There is also a weird standard of familiarity applied to the central subject of Indian films. A ream of names and titles can flash by and it is assumed that the reader has seen and knows all of them. And then the author will explain in detail an utterly quotidian point, defining an Internet chat room or feeling the need to overly explain that “The sudden, rising orchestral violin ‘flourish’ is the single most pervasive iconic musical sound pattern used across films to accompany the idea of height and frame the intimate love song.” That one comes from Natalie Sarrazin’s otherwise excellent essay “Songs from the Heart”.

Most disappointing, the analysis of the book’s central conceit, of the increasing global-ness of Bollywood is dull and inert, relying on a few vague statistics and broad ideas. The strongest essays discuss the films themselves or the phenomenon as existing within India. There is very little solid examination of how fans are interacting across borders.

To take an example of what is missing, here is part of a letter that appeared in the July 2007 British film magazine Sight & Sound. In it, reader Shakila Taranum Maan in the July 2007 issue says far more about Bollywood from the Anglo-Asian perspective than we find in this whole book:

Naman Ramachandran’s review of Namastey London (S&S June) at last has the courage to say what a lot of us British Asians have been harping on about for some time. ‘It is tempting to dismiss Namastey London as just another trite Bollywood film — or even a satire — and take no further notice of it…Instead, Namastey London deserves to be named and shamed as an offensive, regressive film that not only reinforces racial stereotypes but also creates new ones, with a shrewd eye on the ultimate goal – mammon.’

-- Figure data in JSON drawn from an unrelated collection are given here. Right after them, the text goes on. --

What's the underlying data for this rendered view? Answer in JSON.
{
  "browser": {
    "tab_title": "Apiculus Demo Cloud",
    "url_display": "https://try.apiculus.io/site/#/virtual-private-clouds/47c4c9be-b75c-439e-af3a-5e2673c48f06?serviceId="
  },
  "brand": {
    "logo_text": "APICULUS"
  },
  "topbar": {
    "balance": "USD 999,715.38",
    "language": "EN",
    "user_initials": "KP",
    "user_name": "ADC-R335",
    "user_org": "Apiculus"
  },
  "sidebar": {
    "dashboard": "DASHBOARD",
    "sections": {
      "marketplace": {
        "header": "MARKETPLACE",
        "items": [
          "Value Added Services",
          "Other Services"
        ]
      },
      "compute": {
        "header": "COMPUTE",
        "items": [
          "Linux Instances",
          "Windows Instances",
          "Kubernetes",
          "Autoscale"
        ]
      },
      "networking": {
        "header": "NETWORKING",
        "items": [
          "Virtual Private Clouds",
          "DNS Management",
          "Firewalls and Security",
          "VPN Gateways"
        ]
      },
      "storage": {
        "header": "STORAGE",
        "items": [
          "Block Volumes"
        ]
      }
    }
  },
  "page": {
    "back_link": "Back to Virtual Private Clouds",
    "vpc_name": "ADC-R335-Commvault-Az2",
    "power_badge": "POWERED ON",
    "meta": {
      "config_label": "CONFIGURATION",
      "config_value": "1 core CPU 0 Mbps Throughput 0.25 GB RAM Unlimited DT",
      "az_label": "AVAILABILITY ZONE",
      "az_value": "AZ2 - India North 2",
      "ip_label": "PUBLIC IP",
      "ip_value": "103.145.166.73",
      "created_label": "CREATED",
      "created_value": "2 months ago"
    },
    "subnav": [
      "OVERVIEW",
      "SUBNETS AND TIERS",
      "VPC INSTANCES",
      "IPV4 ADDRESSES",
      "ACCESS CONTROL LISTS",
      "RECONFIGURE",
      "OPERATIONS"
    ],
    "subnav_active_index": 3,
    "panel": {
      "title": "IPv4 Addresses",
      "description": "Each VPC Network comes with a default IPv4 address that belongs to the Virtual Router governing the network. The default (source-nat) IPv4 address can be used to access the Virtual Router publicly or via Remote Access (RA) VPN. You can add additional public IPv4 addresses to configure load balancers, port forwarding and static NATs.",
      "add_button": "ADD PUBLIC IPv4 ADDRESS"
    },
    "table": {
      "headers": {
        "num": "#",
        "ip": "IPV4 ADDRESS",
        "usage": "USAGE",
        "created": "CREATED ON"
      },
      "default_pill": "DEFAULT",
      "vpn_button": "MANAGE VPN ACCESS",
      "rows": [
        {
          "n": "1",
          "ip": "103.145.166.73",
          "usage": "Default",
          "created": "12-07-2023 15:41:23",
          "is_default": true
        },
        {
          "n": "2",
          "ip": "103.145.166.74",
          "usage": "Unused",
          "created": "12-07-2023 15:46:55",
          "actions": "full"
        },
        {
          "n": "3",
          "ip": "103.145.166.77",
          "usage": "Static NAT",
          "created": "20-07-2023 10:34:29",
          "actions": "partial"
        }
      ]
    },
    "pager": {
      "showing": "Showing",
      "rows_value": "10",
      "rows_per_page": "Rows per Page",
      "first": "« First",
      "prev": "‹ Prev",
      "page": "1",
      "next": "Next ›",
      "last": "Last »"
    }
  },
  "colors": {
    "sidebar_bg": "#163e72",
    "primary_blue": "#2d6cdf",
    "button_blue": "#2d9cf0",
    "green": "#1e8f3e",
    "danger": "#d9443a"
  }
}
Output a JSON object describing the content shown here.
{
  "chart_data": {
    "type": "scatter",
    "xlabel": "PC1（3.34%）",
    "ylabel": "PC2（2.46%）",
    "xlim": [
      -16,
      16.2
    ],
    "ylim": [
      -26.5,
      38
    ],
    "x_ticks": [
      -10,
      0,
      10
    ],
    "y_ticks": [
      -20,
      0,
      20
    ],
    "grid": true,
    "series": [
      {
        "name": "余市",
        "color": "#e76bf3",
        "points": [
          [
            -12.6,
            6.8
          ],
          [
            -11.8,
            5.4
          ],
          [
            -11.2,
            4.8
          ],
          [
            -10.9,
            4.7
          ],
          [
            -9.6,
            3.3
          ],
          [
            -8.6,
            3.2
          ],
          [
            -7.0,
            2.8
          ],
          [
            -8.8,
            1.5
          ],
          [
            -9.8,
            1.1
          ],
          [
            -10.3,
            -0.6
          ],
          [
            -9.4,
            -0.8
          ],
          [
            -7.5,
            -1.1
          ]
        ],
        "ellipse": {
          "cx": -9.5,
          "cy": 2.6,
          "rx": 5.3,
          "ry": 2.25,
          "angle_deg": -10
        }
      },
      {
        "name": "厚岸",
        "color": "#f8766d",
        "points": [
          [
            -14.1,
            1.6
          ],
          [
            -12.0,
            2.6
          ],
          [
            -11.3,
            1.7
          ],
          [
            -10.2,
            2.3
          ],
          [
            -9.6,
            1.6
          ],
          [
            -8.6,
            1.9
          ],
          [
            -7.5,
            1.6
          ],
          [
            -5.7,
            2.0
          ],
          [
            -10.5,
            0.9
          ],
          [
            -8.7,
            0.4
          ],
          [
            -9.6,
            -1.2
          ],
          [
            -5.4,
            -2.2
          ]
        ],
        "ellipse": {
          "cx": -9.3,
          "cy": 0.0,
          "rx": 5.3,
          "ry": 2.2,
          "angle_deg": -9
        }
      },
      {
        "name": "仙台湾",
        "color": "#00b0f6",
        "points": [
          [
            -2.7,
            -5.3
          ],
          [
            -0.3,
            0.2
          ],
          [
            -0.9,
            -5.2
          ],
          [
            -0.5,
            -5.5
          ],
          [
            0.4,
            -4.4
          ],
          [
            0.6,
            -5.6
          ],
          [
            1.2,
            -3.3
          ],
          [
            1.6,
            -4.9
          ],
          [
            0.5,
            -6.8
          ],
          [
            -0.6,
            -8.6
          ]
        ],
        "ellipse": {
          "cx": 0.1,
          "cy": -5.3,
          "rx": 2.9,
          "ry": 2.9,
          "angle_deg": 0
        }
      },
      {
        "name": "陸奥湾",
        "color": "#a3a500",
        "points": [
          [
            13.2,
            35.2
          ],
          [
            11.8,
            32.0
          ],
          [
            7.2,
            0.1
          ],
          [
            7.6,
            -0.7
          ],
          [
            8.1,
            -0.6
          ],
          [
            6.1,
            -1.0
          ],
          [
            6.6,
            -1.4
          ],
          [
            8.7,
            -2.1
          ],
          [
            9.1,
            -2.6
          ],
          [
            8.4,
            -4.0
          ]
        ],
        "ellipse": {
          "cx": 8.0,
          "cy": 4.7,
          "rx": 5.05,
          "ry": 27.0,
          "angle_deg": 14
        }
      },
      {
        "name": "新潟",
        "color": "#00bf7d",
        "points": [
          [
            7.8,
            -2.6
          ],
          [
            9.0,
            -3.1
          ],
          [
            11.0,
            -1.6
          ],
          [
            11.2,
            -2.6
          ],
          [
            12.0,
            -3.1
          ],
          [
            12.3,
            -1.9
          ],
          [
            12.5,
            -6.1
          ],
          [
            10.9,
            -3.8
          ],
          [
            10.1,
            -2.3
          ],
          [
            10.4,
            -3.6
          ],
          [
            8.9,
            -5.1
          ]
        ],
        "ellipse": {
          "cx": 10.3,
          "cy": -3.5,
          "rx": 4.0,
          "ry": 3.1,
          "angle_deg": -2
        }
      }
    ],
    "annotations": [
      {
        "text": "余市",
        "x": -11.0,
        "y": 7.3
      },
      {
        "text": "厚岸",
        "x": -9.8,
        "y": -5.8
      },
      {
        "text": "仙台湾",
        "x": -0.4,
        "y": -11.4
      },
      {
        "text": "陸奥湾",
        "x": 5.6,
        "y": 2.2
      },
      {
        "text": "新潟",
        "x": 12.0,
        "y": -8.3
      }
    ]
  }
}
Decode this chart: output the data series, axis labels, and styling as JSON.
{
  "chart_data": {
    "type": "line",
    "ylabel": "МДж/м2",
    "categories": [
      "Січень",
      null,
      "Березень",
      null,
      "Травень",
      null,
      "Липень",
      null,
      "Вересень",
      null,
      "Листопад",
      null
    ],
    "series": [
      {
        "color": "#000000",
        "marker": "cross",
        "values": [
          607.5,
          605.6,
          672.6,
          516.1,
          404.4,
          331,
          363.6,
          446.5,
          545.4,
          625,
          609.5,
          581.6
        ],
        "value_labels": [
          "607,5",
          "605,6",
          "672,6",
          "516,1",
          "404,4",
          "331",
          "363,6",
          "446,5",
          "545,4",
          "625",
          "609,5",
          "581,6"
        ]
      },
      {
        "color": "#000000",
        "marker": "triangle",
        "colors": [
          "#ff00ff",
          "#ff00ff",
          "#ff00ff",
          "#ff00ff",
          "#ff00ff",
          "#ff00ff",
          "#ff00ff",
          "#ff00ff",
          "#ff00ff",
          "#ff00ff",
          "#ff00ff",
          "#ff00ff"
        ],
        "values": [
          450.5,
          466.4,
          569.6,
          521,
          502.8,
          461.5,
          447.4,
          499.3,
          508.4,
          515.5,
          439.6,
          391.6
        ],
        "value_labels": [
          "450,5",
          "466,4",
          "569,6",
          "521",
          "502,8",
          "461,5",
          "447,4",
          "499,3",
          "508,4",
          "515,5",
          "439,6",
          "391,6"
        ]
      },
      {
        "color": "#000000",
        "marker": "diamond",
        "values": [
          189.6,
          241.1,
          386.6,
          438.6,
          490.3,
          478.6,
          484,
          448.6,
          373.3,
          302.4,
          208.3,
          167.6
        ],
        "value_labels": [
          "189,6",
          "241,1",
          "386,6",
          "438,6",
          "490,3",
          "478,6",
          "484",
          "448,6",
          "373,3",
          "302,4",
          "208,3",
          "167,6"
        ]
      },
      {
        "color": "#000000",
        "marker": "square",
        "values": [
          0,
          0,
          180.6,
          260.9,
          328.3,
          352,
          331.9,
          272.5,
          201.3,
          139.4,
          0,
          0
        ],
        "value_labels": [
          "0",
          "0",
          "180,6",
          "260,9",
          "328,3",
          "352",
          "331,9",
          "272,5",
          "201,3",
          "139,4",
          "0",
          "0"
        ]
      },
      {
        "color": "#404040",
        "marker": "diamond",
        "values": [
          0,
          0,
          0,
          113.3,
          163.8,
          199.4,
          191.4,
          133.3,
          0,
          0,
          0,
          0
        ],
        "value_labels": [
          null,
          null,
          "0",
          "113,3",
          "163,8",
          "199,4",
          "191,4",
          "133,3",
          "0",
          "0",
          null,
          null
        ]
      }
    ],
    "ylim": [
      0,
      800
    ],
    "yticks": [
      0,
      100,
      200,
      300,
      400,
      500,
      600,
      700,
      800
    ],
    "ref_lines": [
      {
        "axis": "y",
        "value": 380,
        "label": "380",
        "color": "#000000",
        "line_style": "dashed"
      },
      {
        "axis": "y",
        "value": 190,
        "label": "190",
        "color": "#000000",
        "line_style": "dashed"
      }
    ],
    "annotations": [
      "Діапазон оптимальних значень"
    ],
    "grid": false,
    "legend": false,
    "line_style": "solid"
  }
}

Brit Asians have welcomed and arguably created the monster of Bollywood cinema designed for the western market. Yet degrading depictions of Brit Asians are the norm in such films: we are often portrayed as ungodly with scant respect for Indian culture when as a group Brit Asians are complicated capitalists who have a high regard for family values and respect for human life and carry a huge dose of romanticism for Indian culture…

There’s enough subject matter here for a second book, raising complicated issues of viewer and identity. But Global Bollywood is largely devoid of these perspectives, focusing on the authors and their individual outlooks, when, if the discussion were to be truly global in scope, a myriad of citizen voices should be heard.